JEMBER, Jawa Timur – Siti Nurfadila (55), seorang warga Desa Kaliwining, Kecamatan Rambipuji, Jember, dilaporkan meninggal dunia akibat tersengat aliran listrik saat membersihkan rumahnya pasca banjir. Peristiwa nahas ini terjadi pada Kamis (12/2/2026) malam, meninggalkan duka mendalam bagi keluarga dan warga setempat.

Kepala Badan Penanggulangan Bencana Daerah (BPBD) Jember, Edi Budi Susilo, mengonfirmasi kejadian tersebut. “Korban meninggal atas nama Siti Nurfadila (55) dan keluarga juga sudah mengikhlaskan, sehingga dimakamkan di tempat pemakaman umum (TPU) di desa setempat,” ujar Edi, dilansir Antara, Sabtu (14/2/2026).

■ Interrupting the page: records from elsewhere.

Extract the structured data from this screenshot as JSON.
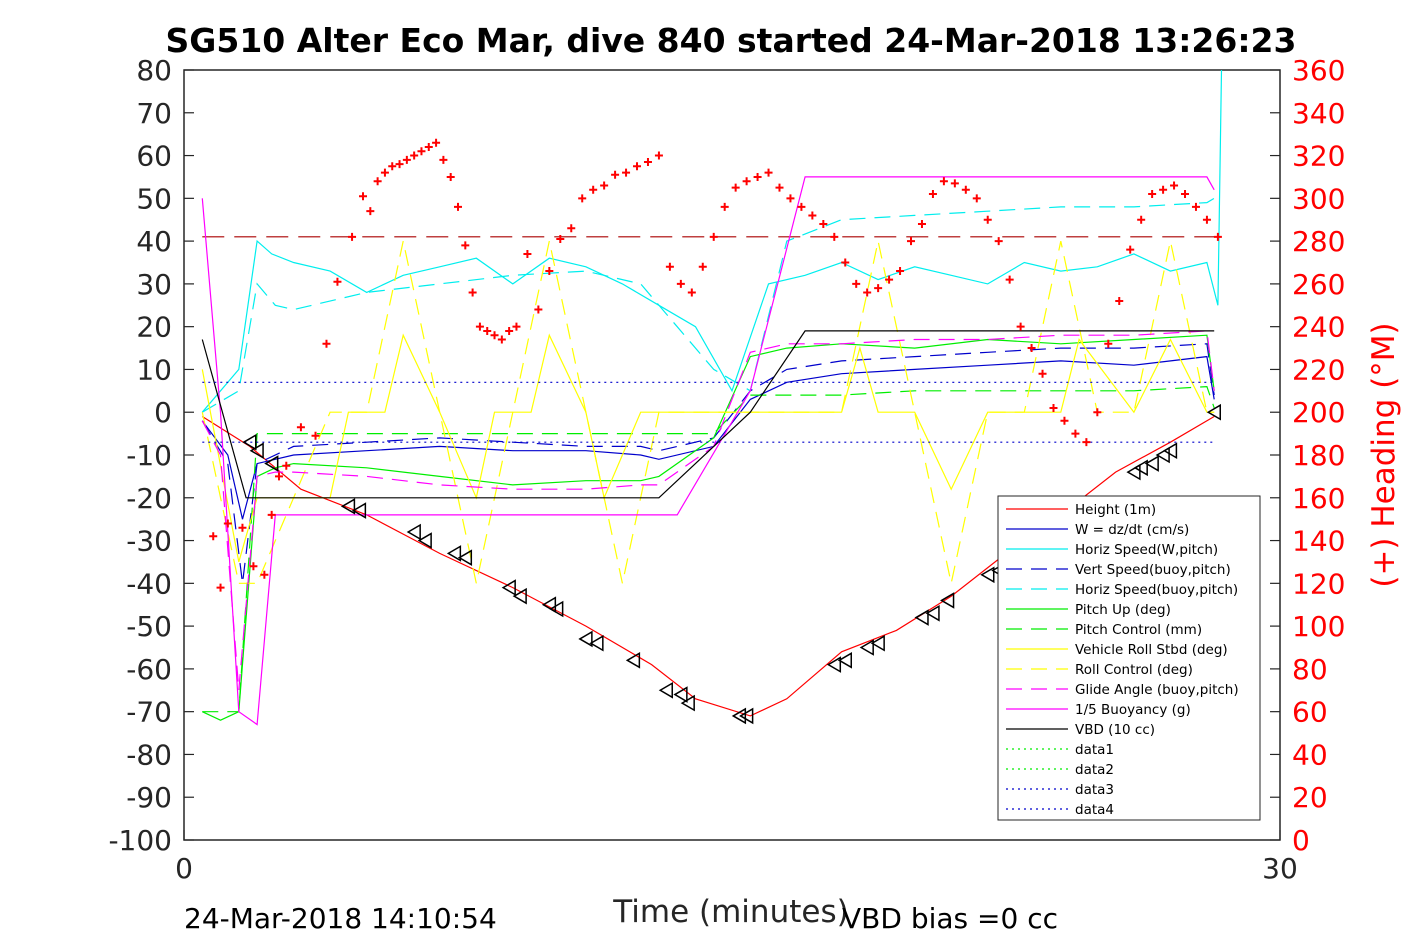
{
  "chart_data": {
    "type": "line",
    "title": "SG510 Alter Eco Mar, dive 840 started 24-Mar-2018 13:26:23",
    "xlabel": "Time (minutes)",
    "ylabel_left": "",
    "ylabel_right": "(+) Heading (°M)",
    "xlim": [
      0,
      30
    ],
    "ylim": [
      -100,
      80
    ],
    "ylim_right": [
      0,
      360
    ],
    "x_ticks": [
      "0",
      "30"
    ],
    "y_ticks": [
      "80",
      "70",
      "60",
      "50",
      "40",
      "30",
      "20",
      "10",
      "0",
      "-10",
      "-20",
      "-30",
      "-40",
      "-50",
      "-60",
      "-70",
      "-80",
      "-90",
      "-100"
    ],
    "y_ticks_right": [
      "360",
      "340",
      "320",
      "300",
      "280",
      "260",
      "240",
      "220",
      "200",
      "180",
      "160",
      "140",
      "120",
      "100",
      "80",
      "60",
      "40",
      "20",
      "0"
    ],
    "grid": false,
    "legend_position": "bottom-right",
    "footer_left": "24-Mar-2018 14:10:54",
    "footer_right": "VBD bias =0 cc",
    "colors": {
      "red": "#ff0000",
      "blue": "#0000cc",
      "cyan": "#00ffff",
      "green": "#00ee00",
      "yellow": "#ffff00",
      "magenta": "#ff00ff",
      "black": "#000000",
      "heading": "#ff0000",
      "darkred": "#aa0000"
    },
    "series": [
      {
        "name": "Height (1m)",
        "color": "#ff0000",
        "style": "solid",
        "x": [
          0.5,
          1.8,
          3.2,
          5.0,
          7.0,
          9.0,
          11.0,
          12.8,
          14.0,
          15.5,
          16.5,
          18.0,
          19.5,
          21.0,
          22.5,
          24.0,
          25.5,
          27.0,
          28.2
        ],
        "y": [
          -1,
          -8,
          -18,
          -24,
          -33,
          -41,
          -50,
          -59,
          -67,
          -71,
          -67,
          -56,
          -51,
          -43,
          -33,
          -24,
          -14,
          -7,
          -1
        ]
      },
      {
        "name": "W = dz/dt (cm/s)",
        "color": "#0000cc",
        "style": "solid",
        "x": [
          0.5,
          1.2,
          1.6,
          2.0,
          3.0,
          5.0,
          7.0,
          9.0,
          11.0,
          12.5,
          13.0,
          14.5,
          15.5,
          16.5,
          18,
          20,
          22,
          24,
          26,
          28,
          28.2
        ],
        "y": [
          -2,
          -10,
          -25,
          -12,
          -10,
          -9,
          -8,
          -9,
          -9,
          -10,
          -11,
          -8,
          3,
          7,
          9,
          10,
          11,
          12,
          11,
          13,
          3
        ]
      },
      {
        "name": "Horiz Speed(W,pitch)",
        "color": "#00eeee",
        "style": "solid",
        "x": [
          0.5,
          1.5,
          2.0,
          2.4,
          3.0,
          4.0,
          5.0,
          6.0,
          7.0,
          8.0,
          9.0,
          10.0,
          11.0,
          12.0,
          13.0,
          14.0,
          15.0,
          16.0,
          17.0,
          18.0,
          19.0,
          20.0,
          21.0,
          22.0,
          23.0,
          24.0,
          25.0,
          26.0,
          27.0,
          28.0,
          28.3,
          28.4
        ],
        "y": [
          0,
          10,
          40,
          37,
          35,
          33,
          28,
          32,
          34,
          36,
          30,
          36,
          34,
          30,
          25,
          20,
          5,
          30,
          32,
          35,
          31,
          34,
          32,
          30,
          35,
          33,
          34,
          37,
          33,
          35,
          25,
          80
        ]
      },
      {
        "name": "Vert Speed(buoy,pitch)",
        "color": "#0000cc",
        "style": "dash",
        "x": [
          0.5,
          1.2,
          1.6,
          2.0,
          3,
          5,
          7,
          9,
          11,
          12.5,
          13,
          14.5,
          15.5,
          16.5,
          18,
          20,
          22,
          24,
          26,
          28,
          28.2
        ],
        "y": [
          -2,
          -12,
          -40,
          -12,
          -8,
          -7,
          -6,
          -7,
          -8,
          -8,
          -9,
          -6,
          5,
          10,
          12,
          13,
          14,
          15,
          15,
          16,
          4
        ]
      },
      {
        "name": "Horiz Speed(buoy,pitch)",
        "color": "#00eeee",
        "style": "dash",
        "x": [
          0.5,
          1.5,
          2.0,
          2.5,
          3,
          5,
          7,
          9,
          11,
          12.5,
          13.5,
          14.5,
          15.5,
          16.5,
          18,
          20,
          22,
          24,
          26,
          28,
          28.2
        ],
        "y": [
          0,
          5,
          30,
          25,
          24,
          28,
          30,
          32,
          33,
          30,
          20,
          10,
          5,
          40,
          45,
          46,
          47,
          48,
          48,
          49,
          50
        ]
      },
      {
        "name": "Pitch Up (deg)",
        "color": "#00ee00",
        "style": "solid",
        "x": [
          0.5,
          1.0,
          1.5,
          2.0,
          2.5,
          3,
          5,
          7,
          9,
          11,
          12.5,
          13,
          14.5,
          15.5,
          16.5,
          18,
          20,
          22,
          24,
          26,
          28,
          28.2
        ],
        "y": [
          -70,
          -72,
          -70,
          -15,
          -13,
          -12,
          -13,
          -15,
          -17,
          -16,
          -16,
          -15,
          -6,
          13,
          15,
          16,
          15,
          17,
          16,
          17,
          18,
          5
        ]
      },
      {
        "name": "Pitch Control (mm)",
        "color": "#00ee00",
        "style": "dash",
        "x": [
          0.5,
          1.5,
          2.0,
          2.5,
          3,
          5,
          7,
          9,
          11,
          12.5,
          13,
          14.5,
          15.5,
          16.5,
          18,
          20,
          22,
          24,
          26,
          28,
          28.2
        ],
        "y": [
          -70,
          -70,
          -5,
          -5,
          -5,
          -5,
          -5,
          -5,
          -5,
          -5,
          -5,
          -5,
          4,
          4,
          4,
          5,
          5,
          5,
          5,
          6,
          1
        ]
      },
      {
        "name": "Vehicle Roll Stbd (deg)",
        "color": "#ffff00",
        "style": "solid",
        "x": [
          0.5,
          1.5,
          2.0,
          4.0,
          4.5,
          5.5,
          6.0,
          7.0,
          8.0,
          8.5,
          9.5,
          10,
          11,
          11.5,
          12.5,
          13,
          15,
          16,
          18,
          18.5,
          19,
          20,
          21,
          22,
          23,
          24,
          24.5,
          26,
          27,
          28,
          28.2
        ],
        "y": [
          10,
          -35,
          -20,
          -20,
          0,
          0,
          18,
          0,
          -20,
          0,
          0,
          18,
          0,
          -20,
          0,
          0,
          0,
          0,
          0,
          15,
          0,
          0,
          -18,
          0,
          0,
          0,
          17,
          0,
          17,
          0,
          0
        ]
      },
      {
        "name": "Roll Control (deg)",
        "color": "#ffff00",
        "style": "dash",
        "x": [
          0.5,
          1.5,
          2.0,
          3.0,
          4.0,
          5.0,
          6.0,
          7.0,
          8.0,
          9.0,
          10.0,
          11.0,
          12.0,
          13.0,
          14.0,
          15.0,
          16.0,
          17.0,
          18.0,
          19.0,
          20.0,
          21.0,
          22.0,
          23.0,
          24.0,
          25.0,
          26.0,
          27.0,
          28.0,
          28.2
        ],
        "y": [
          0,
          -40,
          -40,
          -20,
          0,
          0,
          40,
          0,
          -40,
          0,
          40,
          0,
          -40,
          0,
          0,
          0,
          0,
          0,
          0,
          40,
          0,
          -40,
          0,
          0,
          40,
          0,
          0,
          40,
          0,
          0
        ]
      },
      {
        "name": "Glide Angle (buoy,pitch)",
        "color": "#ff00ff",
        "style": "dash",
        "x": [
          0.5,
          1.0,
          1.5,
          2.0,
          2.5,
          3,
          5,
          7,
          9,
          11,
          12.5,
          13,
          14.5,
          15.5,
          16.5,
          18,
          20,
          22,
          24,
          26,
          28,
          28.2
        ],
        "y": [
          -2,
          -10,
          -65,
          -15,
          -14,
          -14,
          -15,
          -17,
          -18,
          -18,
          -17,
          -17,
          -8,
          14,
          16,
          16,
          17,
          17,
          18,
          18,
          19,
          5
        ]
      },
      {
        "name": "1/5 Buoyancy (g)",
        "color": "#ff00ff",
        "style": "solid",
        "x": [
          0.5,
          1.0,
          1.5,
          2.0,
          2.5,
          3.5,
          13.5,
          15.5,
          17,
          28,
          28.2
        ],
        "y": [
          50,
          0,
          -70,
          -73,
          -24,
          -24,
          -24,
          5,
          55,
          55,
          52
        ]
      },
      {
        "name": "VBD (10 cc)",
        "color": "#000000",
        "style": "solid",
        "x": [
          0.5,
          1.7,
          2.0,
          13.0,
          15.5,
          17,
          28,
          28.2
        ],
        "y": [
          17,
          -20,
          -20,
          -20,
          0,
          19,
          19,
          19
        ]
      },
      {
        "name": "data1",
        "color": "#00ee00",
        "style": "dot",
        "x": [],
        "y": []
      },
      {
        "name": "data2",
        "color": "#00ee00",
        "style": "dot",
        "x": [],
        "y": []
      },
      {
        "name": "data3",
        "color": "#0000cc",
        "style": "dot",
        "x": [
          0.5,
          28.2
        ],
        "y": [
          7,
          7
        ]
      },
      {
        "name": "data4",
        "color": "#0000cc",
        "style": "dot",
        "x": [
          0.5,
          28.2
        ],
        "y": [
          -7,
          -7
        ]
      }
    ],
    "markers": {
      "x": [
        1.8,
        2.0,
        2.4,
        4.5,
        4.8,
        6.3,
        6.6,
        7.4,
        7.7,
        8.9,
        9.2,
        10.0,
        10.2,
        11.0,
        11.3,
        12.3,
        13.2,
        13.6,
        13.8,
        15.2,
        15.4,
        17.8,
        18.1,
        18.7,
        19.0,
        20.2,
        20.5,
        20.9,
        22.0,
        22.3,
        23.0,
        26.0,
        26.2,
        26.5,
        26.8,
        27.0,
        28.2
      ],
      "y": [
        -7,
        -9,
        -12,
        -22,
        -23,
        -28,
        -30,
        -33,
        -34,
        -41,
        -43,
        -45,
        -46,
        -53,
        -54,
        -58,
        -65,
        -66,
        -68,
        -71,
        -71,
        -59,
        -58,
        -55,
        -54,
        -48,
        -47,
        -44,
        -38,
        -37,
        -28,
        -14,
        -13,
        -12,
        -10,
        -9,
        0
      ]
    },
    "heading": {
      "x": [
        0.8,
        1.0,
        1.2,
        1.6,
        1.9,
        2.2,
        2.4,
        2.6,
        2.8,
        3.2,
        3.6,
        3.9,
        4.2,
        4.6,
        4.9,
        5.1,
        5.3,
        5.5,
        5.7,
        5.9,
        6.1,
        6.3,
        6.5,
        6.7,
        6.9,
        7.1,
        7.3,
        7.5,
        7.7,
        7.9,
        8.1,
        8.3,
        8.5,
        8.7,
        8.9,
        9.1,
        9.4,
        9.7,
        10.0,
        10.3,
        10.6,
        10.9,
        11.2,
        11.5,
        11.8,
        12.1,
        12.4,
        12.7,
        13.0,
        13.3,
        13.6,
        13.9,
        14.2,
        14.5,
        14.8,
        15.1,
        15.4,
        15.7,
        16.0,
        16.3,
        16.6,
        16.9,
        17.2,
        17.5,
        17.8,
        18.1,
        18.4,
        18.7,
        19.0,
        19.3,
        19.6,
        19.9,
        20.2,
        20.5,
        20.8,
        21.1,
        21.4,
        21.7,
        22.0,
        22.3,
        22.6,
        22.9,
        23.2,
        23.5,
        23.8,
        24.1,
        24.4,
        24.7,
        25.0,
        25.3,
        25.6,
        25.9,
        26.2,
        26.5,
        26.8,
        27.1,
        27.4,
        27.7,
        28.0,
        28.3
      ],
      "y": [
        142,
        118,
        148,
        146,
        128,
        124,
        152,
        170,
        175,
        193,
        189,
        232,
        261,
        282,
        301,
        294,
        308,
        312,
        315,
        316,
        318,
        320,
        322,
        324,
        326,
        318,
        310,
        296,
        278,
        256,
        240,
        238,
        236,
        234,
        238,
        240,
        274,
        248,
        266,
        281,
        286,
        300,
        304,
        306,
        311,
        312,
        315,
        317,
        320,
        268,
        260,
        256,
        268,
        282,
        296,
        305,
        308,
        310,
        312,
        305,
        300,
        296,
        292,
        288,
        282,
        270,
        260,
        256,
        258,
        262,
        266,
        280,
        288,
        302,
        308,
        307,
        304,
        300,
        290,
        280,
        262,
        240,
        230,
        218,
        202,
        196,
        190,
        186,
        200,
        232,
        252,
        276,
        290,
        302,
        304,
        306,
        302,
        296,
        290,
        282
      ]
    },
    "heading_ref": {
      "x": [
        0.5,
        28.2
      ],
      "y": [
        282,
        282
      ],
      "color": "#aa0000",
      "style": "dash"
    }
  }
}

Menurut keterangan, Siti langsung dilarikan ke Puskesmas Pembantu (Pustu) Rambipuji setelah kejadian. “Setelah dilakukan penanganan di Pustu Rambipuji, korban yang tersengat listrik saat banjir dinyatakan meninggal dunia beberapa menit kemudian,” jelasnya.

Dampak Banjir Meluas

Peristiwa tragis ini terjadi menyusul hujan deras yang mengguyur Jember selama beberapa jam, menyebabkan debit sejumlah sungai meningkat drastis hingga meluap ke permukiman warga di beberapa kecamatan. Kecamatan Rambipuji menjadi wilayah terdampak banjir terparah, dengan jumlah mencapai 3.774 kepala keluarga (KK) yang tersebar di tujuh desa.

Advertisement

Tujuh desa tersebut meliputi Desa Rambigundam, Rambipuji, Curahmalang, Nogosari, Kaliwining, Gugut, dan Rowotamtu. BPBD Jember segera menerjunkan bantuan logistik dengan prioritas penanganan di Kecamatan Rambipuji. Dapur umum didirikan di empat desa di kecamatan tersebut untuk membantu warga yang terdampak.

“Kami juga sudah mendistribusikan logistik untuk warga di Kecamatan Bangsalsari dan Wuluhan. Semua warga yang mengungsi sudah kembali ke rumahnya masing-masing,” tambah Edi.

Imbauan Kewaspadaan Cuaca Ekstrem

Menyikapi potensi bencana susulan, Edi mengimbau masyarakat untuk meningkatkan kewaspadaan terhadap cuaca ekstrem. Pihak Badan Meteorologi, Klimatologi, dan Geofisika (BMKG) telah merilis peringatan dini cuaca ekstrem di Jawa Timur yang diperkirakan berlangsung pada periode 10-20 Februari 2026.